Beware! Your smartphone battery may be emitting toxic gases

Yes, this new is true. As per a new study, there are more than 100 potentially fatal gases being produced by smartphone batteries.

The research has established that over 100 toxic gases are released by lithium batteries, including carbon monoxide. Carbon monoxide is known for causing strong irritations to eyes, skin, and nasal passages. They also harm the wider environment.

According to the Time of India, researchers from the Tsinghua University in China and Institute of NBC Defence in the US have come to this conclusion. They said that many people are unaware of the dangers of damaging, overheating, or a disreputable charger for their  devices.
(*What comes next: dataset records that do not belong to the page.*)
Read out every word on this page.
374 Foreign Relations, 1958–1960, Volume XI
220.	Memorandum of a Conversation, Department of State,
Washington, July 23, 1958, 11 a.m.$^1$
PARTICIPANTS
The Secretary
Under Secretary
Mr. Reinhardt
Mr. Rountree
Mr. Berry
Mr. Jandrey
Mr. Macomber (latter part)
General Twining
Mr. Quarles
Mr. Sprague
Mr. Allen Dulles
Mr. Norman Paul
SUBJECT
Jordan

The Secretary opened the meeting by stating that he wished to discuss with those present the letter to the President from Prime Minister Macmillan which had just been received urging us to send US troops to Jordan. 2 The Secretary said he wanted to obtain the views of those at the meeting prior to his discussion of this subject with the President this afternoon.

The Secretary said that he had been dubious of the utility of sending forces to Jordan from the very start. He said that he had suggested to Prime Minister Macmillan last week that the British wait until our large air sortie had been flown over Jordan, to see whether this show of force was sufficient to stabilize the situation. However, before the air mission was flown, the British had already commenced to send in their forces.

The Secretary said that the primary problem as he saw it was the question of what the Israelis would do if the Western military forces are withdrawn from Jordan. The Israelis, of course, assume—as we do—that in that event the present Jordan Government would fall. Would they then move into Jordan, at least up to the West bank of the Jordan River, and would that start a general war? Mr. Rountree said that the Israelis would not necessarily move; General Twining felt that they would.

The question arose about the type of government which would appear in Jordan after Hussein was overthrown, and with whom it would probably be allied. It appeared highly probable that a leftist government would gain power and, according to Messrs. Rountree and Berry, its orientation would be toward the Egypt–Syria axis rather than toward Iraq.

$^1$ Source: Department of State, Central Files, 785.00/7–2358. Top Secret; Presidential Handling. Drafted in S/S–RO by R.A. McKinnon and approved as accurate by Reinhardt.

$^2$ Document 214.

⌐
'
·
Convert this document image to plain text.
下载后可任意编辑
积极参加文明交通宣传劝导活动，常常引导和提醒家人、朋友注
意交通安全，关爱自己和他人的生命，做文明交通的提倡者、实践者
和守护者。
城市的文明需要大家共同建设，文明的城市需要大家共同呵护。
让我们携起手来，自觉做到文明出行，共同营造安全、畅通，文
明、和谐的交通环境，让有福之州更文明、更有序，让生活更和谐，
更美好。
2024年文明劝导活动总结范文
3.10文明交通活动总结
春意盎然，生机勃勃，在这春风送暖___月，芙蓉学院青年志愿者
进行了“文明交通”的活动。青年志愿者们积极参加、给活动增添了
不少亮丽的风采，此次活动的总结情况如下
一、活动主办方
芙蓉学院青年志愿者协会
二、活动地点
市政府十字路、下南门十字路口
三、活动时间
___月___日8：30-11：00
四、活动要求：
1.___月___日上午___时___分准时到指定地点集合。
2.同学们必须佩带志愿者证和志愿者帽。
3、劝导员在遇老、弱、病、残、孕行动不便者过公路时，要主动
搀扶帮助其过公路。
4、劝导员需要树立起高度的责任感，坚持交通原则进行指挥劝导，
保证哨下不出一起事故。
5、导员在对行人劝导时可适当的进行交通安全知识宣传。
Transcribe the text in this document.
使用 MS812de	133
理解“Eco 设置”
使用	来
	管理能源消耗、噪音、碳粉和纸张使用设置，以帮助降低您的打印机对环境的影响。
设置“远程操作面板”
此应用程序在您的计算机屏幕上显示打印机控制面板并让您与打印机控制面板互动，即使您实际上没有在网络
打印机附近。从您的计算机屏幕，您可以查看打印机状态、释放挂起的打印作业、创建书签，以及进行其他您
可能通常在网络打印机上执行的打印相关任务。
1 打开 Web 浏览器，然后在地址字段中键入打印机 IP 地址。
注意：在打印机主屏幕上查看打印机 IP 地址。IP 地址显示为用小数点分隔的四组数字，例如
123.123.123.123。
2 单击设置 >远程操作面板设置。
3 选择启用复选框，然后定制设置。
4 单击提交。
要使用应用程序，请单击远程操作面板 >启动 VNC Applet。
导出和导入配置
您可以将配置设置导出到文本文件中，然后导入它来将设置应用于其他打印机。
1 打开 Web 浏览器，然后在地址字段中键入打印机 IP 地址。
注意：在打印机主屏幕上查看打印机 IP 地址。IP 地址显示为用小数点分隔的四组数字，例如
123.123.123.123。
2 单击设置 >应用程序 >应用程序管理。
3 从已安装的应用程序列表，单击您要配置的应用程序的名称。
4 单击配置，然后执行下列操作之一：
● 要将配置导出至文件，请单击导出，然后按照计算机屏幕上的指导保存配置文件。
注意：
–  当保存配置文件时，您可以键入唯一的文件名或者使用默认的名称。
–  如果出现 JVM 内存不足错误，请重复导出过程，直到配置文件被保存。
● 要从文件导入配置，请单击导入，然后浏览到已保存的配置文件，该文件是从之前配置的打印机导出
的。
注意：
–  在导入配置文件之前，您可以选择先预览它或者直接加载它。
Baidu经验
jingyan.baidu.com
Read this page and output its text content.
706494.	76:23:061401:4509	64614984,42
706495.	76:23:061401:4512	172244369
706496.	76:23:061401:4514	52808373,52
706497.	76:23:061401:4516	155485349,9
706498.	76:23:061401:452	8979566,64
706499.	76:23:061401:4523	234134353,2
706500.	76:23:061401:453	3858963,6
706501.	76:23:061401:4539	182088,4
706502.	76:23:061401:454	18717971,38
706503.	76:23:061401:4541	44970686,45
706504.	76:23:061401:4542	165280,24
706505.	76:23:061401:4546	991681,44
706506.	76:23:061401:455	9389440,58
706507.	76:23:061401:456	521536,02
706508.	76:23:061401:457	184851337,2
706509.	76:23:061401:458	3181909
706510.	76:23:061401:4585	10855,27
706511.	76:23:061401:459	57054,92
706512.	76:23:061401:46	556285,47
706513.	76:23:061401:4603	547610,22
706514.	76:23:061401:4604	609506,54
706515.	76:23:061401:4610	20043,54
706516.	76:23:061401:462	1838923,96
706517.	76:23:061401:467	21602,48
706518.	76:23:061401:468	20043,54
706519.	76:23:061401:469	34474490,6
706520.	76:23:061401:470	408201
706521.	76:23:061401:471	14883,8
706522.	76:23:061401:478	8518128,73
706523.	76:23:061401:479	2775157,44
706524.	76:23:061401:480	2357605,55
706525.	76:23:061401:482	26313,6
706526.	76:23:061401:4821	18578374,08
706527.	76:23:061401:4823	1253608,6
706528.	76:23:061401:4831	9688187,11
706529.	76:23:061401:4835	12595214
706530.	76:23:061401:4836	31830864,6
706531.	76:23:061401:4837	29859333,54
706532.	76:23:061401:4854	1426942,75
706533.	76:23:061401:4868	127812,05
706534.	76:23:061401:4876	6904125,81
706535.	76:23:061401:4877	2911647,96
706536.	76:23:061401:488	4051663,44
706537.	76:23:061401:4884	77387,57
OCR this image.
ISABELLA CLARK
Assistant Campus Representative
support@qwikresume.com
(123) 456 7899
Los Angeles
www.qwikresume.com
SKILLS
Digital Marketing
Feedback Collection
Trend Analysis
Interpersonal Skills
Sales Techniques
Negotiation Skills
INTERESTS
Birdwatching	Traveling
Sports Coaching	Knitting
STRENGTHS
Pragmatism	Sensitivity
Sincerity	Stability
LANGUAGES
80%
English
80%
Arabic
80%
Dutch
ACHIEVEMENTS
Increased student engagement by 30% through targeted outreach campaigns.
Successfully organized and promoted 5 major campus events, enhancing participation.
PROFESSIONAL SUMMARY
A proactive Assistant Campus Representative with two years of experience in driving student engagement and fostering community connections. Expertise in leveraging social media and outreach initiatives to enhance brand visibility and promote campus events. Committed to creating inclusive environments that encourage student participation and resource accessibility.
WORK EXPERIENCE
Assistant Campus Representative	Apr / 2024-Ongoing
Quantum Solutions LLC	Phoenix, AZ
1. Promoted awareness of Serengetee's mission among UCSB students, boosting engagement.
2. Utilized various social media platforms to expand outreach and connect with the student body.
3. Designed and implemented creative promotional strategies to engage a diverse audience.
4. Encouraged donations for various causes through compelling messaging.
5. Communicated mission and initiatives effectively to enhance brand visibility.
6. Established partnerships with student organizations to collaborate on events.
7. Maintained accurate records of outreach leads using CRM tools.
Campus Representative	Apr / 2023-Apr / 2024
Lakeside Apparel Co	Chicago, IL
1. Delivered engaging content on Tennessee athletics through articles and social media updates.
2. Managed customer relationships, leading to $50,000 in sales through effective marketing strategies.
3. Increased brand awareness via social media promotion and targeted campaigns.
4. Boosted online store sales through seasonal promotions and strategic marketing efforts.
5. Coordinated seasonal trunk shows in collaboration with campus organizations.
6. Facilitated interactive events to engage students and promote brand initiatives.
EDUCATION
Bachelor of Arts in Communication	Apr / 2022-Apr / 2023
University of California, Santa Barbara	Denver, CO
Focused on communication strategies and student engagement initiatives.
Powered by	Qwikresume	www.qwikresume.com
In the new study, they investigated “lithium-ion” battery that is used in around two billion consumer devices each year.

Research Findings

Jie Sun, lead author and professor at the Institute of NBC Defence has said, “Nowadays, lithium-ion batteries are being actively promoted by many governments all over the world as a viable energy solution to power everything from electric vehicles to mobile devices. The lithium-ion battery is used by millions of families, so it is important that the general public understands the risks behind this energy source”.

Sun and his team identified several factors causing this increase in the concentration of the emitted toxic gases. For example, a battery with 50% charge will release less toxic gases than a fully charged one.

In the study, almost 20,000 lithium-ion batteries were heated to combustion point. Most of the devices exploded, emitting a range of toxic gases. Even in the real world, the batteries can be exposed to such temperature extremes. For instance, when batteries get overheated or damaged in any manner.

The concentrations and kind of released toxic gases were also affected by their capacity to release charge and the chemicals contained in the batteries. Manufacturers will have a better understanding on how to reduce this emission of toxic gases by identifying the gases produced and the reasons for their emission. Since lithium-ion batteries are used in a wide range of environments, this will protect the wider public.